MONTGOMERY, TEXAS | Five months ago, Tiger Woods sat in a golf cart in the Bahamas watching the Hero World Challenge, a tournament he hosts, go on without him playing. Woods was subdued, the ache of a third back surgery never far away, and it seemed all he had were questions, not answers.
Last Monday at Bluejack National Golf Club about an hour northwest of Houston, Woods stood on the 18th green of the course he designed, toweling the sweat off his face and arms, talking about the golf he had just played and the golf he intended to play. It won’t happen this week at the Wells Fargo Championship but one week soon, Woods will tee it up again in competition, the first time since last August.
Now the questions are different. Not if he will play again but when will he play and can he be close to the Tiger Woods that owned the game like no one else has.
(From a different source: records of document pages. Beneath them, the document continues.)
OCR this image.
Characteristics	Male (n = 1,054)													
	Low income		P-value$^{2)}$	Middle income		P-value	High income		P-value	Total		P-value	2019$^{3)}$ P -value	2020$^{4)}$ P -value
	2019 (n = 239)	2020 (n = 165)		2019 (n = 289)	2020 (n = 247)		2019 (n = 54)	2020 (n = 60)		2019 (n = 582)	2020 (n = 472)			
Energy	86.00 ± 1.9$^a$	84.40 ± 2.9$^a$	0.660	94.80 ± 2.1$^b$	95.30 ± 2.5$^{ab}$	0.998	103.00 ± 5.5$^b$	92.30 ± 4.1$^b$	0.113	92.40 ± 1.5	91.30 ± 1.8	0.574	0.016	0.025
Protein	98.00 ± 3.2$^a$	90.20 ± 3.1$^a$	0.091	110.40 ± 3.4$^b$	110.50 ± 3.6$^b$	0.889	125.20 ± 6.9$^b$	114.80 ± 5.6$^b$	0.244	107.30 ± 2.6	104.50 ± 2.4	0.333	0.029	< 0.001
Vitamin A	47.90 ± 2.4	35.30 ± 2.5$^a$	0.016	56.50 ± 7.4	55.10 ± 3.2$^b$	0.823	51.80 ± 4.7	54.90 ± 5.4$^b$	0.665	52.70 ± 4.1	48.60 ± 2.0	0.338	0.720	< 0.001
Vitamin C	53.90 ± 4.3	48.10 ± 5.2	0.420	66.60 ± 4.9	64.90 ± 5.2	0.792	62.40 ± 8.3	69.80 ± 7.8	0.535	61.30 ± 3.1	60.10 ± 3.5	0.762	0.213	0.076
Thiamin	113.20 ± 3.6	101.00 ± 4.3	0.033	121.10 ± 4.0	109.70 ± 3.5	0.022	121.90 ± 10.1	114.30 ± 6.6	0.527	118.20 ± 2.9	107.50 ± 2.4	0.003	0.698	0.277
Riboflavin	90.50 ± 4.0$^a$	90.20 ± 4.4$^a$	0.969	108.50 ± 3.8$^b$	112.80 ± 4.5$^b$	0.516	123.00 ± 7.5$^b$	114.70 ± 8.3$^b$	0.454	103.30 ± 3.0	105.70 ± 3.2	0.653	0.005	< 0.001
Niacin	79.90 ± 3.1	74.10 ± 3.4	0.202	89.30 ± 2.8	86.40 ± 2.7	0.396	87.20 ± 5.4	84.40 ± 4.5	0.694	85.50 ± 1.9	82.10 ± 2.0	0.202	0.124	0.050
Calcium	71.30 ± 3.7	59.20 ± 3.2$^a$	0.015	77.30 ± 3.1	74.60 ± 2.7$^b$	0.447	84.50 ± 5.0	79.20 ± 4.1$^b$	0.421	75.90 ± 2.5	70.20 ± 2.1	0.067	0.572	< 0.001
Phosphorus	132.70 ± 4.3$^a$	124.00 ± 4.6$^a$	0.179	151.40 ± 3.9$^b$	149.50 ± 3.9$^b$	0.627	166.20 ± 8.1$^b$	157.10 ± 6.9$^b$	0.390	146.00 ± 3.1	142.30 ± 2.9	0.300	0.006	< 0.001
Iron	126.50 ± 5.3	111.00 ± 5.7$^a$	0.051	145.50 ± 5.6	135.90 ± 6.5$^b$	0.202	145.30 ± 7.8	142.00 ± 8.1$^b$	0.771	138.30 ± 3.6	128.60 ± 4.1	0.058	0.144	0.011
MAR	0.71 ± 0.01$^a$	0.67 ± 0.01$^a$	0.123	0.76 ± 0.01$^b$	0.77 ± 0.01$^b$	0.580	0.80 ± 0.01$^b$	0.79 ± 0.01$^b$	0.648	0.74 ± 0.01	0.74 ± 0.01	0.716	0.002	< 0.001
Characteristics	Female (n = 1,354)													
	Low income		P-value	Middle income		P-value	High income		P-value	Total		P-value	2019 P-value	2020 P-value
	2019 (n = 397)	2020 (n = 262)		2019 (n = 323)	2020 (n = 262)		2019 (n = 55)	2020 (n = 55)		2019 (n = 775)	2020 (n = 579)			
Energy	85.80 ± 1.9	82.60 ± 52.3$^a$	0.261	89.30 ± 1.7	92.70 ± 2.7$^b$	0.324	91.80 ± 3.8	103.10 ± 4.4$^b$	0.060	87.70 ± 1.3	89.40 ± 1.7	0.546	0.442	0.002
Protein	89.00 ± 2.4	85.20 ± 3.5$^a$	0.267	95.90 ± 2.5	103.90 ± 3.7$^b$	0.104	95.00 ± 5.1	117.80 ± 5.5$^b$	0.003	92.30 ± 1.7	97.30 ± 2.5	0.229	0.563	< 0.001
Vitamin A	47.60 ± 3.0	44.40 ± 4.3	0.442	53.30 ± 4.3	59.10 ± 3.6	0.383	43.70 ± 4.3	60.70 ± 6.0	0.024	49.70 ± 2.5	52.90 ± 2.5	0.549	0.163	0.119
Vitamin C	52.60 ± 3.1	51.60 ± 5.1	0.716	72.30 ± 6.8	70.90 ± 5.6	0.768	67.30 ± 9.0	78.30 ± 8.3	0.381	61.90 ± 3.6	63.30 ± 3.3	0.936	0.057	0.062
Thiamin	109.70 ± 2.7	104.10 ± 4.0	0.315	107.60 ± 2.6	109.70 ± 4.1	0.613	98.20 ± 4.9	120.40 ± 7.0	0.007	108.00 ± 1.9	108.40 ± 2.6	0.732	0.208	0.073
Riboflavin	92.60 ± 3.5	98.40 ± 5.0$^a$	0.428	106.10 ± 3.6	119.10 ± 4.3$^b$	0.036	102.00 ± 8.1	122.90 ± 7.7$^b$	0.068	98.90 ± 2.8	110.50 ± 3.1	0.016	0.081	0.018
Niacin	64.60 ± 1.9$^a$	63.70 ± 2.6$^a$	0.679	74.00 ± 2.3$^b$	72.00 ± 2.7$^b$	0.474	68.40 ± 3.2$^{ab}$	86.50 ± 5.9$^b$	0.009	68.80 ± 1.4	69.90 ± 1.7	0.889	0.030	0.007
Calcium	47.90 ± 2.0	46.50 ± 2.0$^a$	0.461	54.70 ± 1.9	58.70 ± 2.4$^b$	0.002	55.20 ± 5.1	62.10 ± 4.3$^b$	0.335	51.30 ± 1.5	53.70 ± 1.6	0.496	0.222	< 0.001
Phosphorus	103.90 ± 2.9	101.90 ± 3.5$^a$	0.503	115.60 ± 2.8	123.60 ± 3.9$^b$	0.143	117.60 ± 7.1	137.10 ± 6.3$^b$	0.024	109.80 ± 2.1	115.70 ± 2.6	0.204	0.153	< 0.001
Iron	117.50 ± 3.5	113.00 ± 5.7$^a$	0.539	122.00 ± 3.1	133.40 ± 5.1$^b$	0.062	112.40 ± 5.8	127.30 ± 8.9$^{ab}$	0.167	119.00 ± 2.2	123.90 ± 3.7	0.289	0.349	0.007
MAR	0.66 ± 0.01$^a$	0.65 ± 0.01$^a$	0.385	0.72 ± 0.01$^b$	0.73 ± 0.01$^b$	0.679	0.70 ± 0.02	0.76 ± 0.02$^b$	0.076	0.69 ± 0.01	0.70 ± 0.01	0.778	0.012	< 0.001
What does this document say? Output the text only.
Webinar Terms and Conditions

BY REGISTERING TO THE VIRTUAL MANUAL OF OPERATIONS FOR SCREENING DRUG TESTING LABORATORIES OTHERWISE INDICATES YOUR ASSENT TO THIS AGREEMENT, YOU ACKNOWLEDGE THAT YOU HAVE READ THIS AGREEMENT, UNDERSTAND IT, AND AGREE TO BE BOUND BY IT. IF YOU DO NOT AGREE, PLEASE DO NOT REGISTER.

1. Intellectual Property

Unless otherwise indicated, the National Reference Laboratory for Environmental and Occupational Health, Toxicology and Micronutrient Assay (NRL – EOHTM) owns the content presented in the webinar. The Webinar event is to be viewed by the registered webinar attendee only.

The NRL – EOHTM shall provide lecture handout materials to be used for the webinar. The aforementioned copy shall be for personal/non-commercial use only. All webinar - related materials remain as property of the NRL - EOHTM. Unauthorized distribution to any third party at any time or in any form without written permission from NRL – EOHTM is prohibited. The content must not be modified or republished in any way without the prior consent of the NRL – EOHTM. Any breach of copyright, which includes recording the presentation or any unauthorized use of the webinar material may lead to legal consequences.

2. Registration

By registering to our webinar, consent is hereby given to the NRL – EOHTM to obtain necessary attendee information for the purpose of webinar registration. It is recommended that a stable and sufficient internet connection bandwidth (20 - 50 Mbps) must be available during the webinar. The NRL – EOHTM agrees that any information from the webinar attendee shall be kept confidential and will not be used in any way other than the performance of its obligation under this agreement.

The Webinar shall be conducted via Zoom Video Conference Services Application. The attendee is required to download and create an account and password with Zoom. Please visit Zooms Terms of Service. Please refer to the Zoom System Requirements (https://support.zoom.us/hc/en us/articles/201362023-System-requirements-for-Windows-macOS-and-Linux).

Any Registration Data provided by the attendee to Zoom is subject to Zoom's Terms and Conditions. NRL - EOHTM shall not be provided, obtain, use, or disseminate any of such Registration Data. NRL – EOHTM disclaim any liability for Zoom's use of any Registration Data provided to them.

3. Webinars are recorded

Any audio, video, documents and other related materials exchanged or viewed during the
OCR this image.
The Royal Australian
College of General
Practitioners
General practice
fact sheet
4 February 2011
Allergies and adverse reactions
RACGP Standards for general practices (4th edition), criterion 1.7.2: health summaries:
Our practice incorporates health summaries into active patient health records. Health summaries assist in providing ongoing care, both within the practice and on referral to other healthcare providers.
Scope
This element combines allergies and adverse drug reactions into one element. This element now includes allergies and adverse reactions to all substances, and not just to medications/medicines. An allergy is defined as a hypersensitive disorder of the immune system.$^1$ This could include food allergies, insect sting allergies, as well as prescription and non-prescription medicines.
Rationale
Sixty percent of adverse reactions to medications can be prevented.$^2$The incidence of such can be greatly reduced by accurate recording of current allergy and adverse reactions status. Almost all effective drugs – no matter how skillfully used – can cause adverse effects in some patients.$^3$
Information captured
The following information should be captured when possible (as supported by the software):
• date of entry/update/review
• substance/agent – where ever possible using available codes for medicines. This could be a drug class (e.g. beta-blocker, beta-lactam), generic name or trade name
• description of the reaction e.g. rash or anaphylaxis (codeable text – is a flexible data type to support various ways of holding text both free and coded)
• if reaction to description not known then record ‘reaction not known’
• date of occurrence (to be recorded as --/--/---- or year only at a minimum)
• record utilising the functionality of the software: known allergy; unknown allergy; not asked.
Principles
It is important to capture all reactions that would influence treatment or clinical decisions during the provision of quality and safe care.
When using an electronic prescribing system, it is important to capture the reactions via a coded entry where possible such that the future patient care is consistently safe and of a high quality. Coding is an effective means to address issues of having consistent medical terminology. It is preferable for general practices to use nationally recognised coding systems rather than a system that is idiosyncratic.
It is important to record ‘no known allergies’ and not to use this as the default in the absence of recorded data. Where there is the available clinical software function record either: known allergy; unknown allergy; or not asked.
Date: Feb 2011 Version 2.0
“It’s been a long road. To actually be able to play soccer with my kids again, to do something like this, to be able to live life, that’s what’s been nice,” Woods said. “Five months ago, I couldn’t. To be three months out of surgery and feel like that, it was tough. I still have a long way to go. I’m on the back side. I’m getting better.”
There is a super-size quotient to everything Woods does because of who he is and what he’s done across the last two decades. He has been a transcendent talent and he has been broken, more than once. Woods celebrated his 40th birthday last December and if he blew out candles on a birthday cake, his private wish may have been to feel good enough to play competitive golf again.